If your system is infected with the fake antispyware application ThinkPoint you may find yourself greeted with the following screen when restarting your computer:
This is a full-screen window with the lie “ThinkPoint - World’s leading security solution” prominently displayed. Only one button is enabled, and it is labeled “Safe Startup”. Click that, and ThinkPoint will do a dog and pony show that presents your system as infected by various pieces of malware, the solution to which, it claims is to purchase the full version of ThinkPoint. All of this is a lie, of course.
So how does ThinkPoint hijack you computer’s startup screen? It does this by changing the registry value
HKEY_LOCAL_MACHINE\Software\Microsoft\Windows\CurrentVersion\Windows NT\Shell to point to
hotfix.exe (or whatever filename it is programmed to use).
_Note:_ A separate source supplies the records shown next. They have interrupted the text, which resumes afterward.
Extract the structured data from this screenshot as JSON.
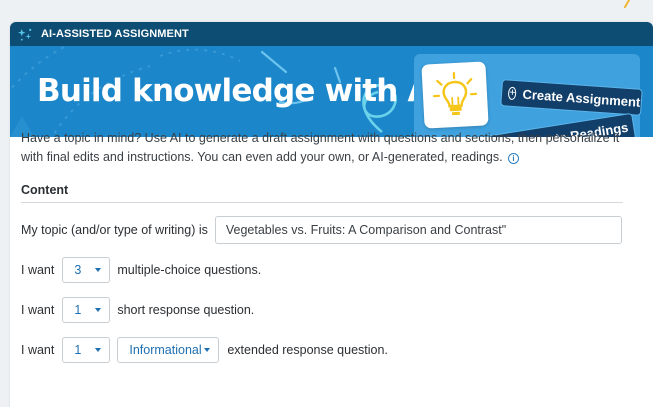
{
  "header": {
    "label": "AI-ASSISTED ASSIGNMENT",
    "icon": "sparkle-icon"
  },
  "banner": {
    "title": "Build knowledge with AI",
    "bulb_icon": "lightbulb-icon",
    "create_label": "Create Assignment",
    "generate_label": "Generate Readings"
  },
  "intro": {
    "text": "Have a topic in mind? Use AI to generate a draft assignment with questions and sections, then personalize it with final edits and instructions. You can even add your own, or AI-generated, readings.",
    "info_icon": "info-icon"
  },
  "content": {
    "section_title": "Content",
    "topic": {
      "label": "My topic (and/or type of writing) is",
      "value": "Vegetables vs. Fruits: A Comparison and Contrast\""
    },
    "multiple_choice": {
      "prefix": "I want",
      "count": "3",
      "suffix": "multiple-choice questions."
    },
    "short_response": {
      "prefix": "I want",
      "count": "1",
      "suffix": "short response question."
    },
    "extended_response": {
      "prefix": "I want",
      "count": "1",
      "type": "Informational",
      "suffix": "extended response question."
    }
  },
  "colors": {
    "header_bg": "#0d4d73",
    "banner_bg": "#1b86c9",
    "pill_bg": "#123f6a",
    "accent_link": "#1f6fb0",
    "bulb_yellow": "#f5c518"
  }
}
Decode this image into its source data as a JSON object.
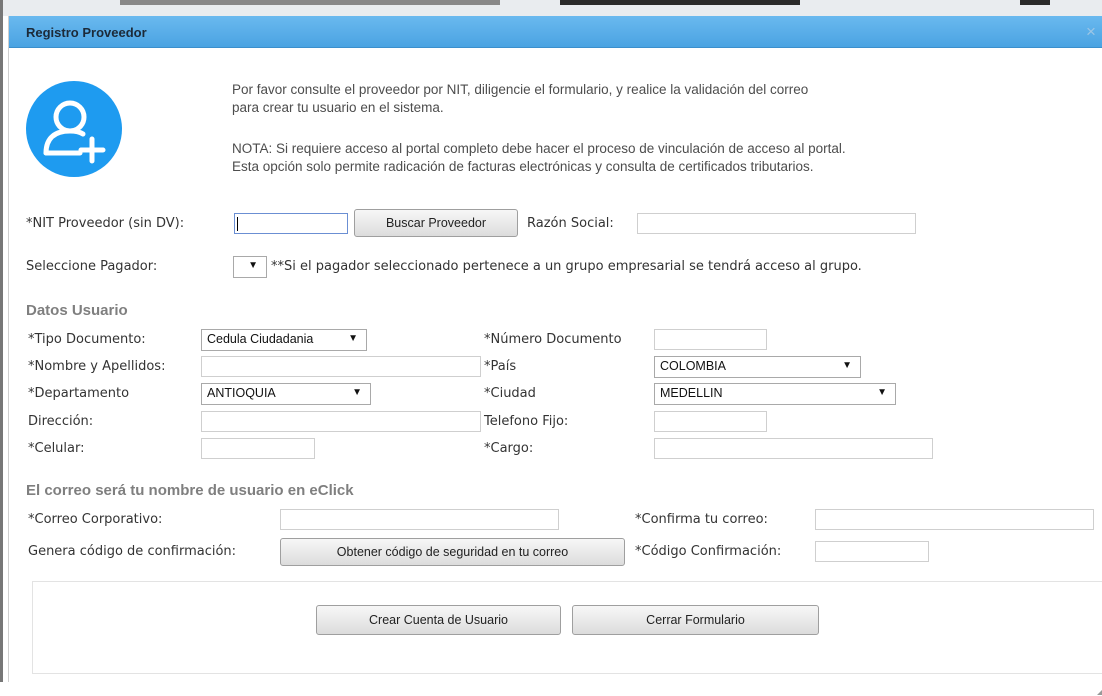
{
  "dialog": {
    "title": "Registro Proveedor",
    "close_label": "×",
    "accent_color": "#4aa3e2"
  },
  "intro": {
    "icon": "user-add-icon",
    "line1": "Por favor consulte el proveedor por NIT, diligencie el formulario, y realice la validación del correo",
    "line2": "para crear tu usuario en el sistema.",
    "line3": "NOTA: Si requiere acceso al portal completo debe hacer el proceso de vinculación de acceso al portal.",
    "line4": "Esta opción solo permite radicación de facturas electrónicas y consulta de certificados tributarios."
  },
  "provider": {
    "nit_label": "*NIT Proveedor (sin DV):",
    "nit_value": "",
    "search_button": "Buscar Proveedor",
    "razon_label": "Razón Social:",
    "razon_value": "",
    "pagador_label": "Seleccione Pagador:",
    "pagador_value": "",
    "pagador_note": "**Si el pagador seleccionado pertenece a un grupo empresarial se tendrá acceso al grupo."
  },
  "user": {
    "section_title": "Datos Usuario",
    "tipo_documento_label": "*Tipo Documento:",
    "tipo_documento_value": "Cedula Ciudadania",
    "numero_documento_label": "*Número Documento",
    "nombre_label": "*Nombre y Apellidos:",
    "pais_label": "*País",
    "pais_value": "COLOMBIA",
    "departamento_label": "*Departamento",
    "departamento_value": "ANTIOQUIA",
    "ciudad_label": "*Ciudad",
    "ciudad_value": "MEDELLIN",
    "direccion_label": "Dirección:",
    "telefono_label": "Telefono Fijo:",
    "celular_label": "*Celular:",
    "cargo_label": "*Cargo:"
  },
  "email": {
    "section_title": "El correo será tu nombre de usuario en eClick",
    "correo_label": "*Correo Corporativo:",
    "confirma_label": "*Confirma tu correo:",
    "genera_label": "Genera código de confirmación:",
    "code_button": "Obtener código de seguridad en tu correo",
    "codigo_label": "*Código Confirmación:"
  },
  "footer": {
    "create_button": "Crear Cuenta de Usuario",
    "close_button": "Cerrar Formulario"
  }
}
Some versions also modify
HKEY_CURRENT_USER\Software\Microsoft\Windows\CurrentVersion\Windows NT\Shell in the same way.
The good news is that you can bypass ThinkPoint to gain access to your computer. Simply press Ctrl+Alt+Del and look for a process named
hotfix.exe. Right-click on that and select Terminate Process. The ThinkPoint screen should go away. At this point, all you will see is a blank screen, but we will fix that. Go to to File -> New Task in Windows Task Manager and type
explorer.exe. Click OK and Explorer should start, giving you access to your computer again. Now is the time to run an antimalware application, such as TrojanHunter to remove all traces of ThinkPoint for good.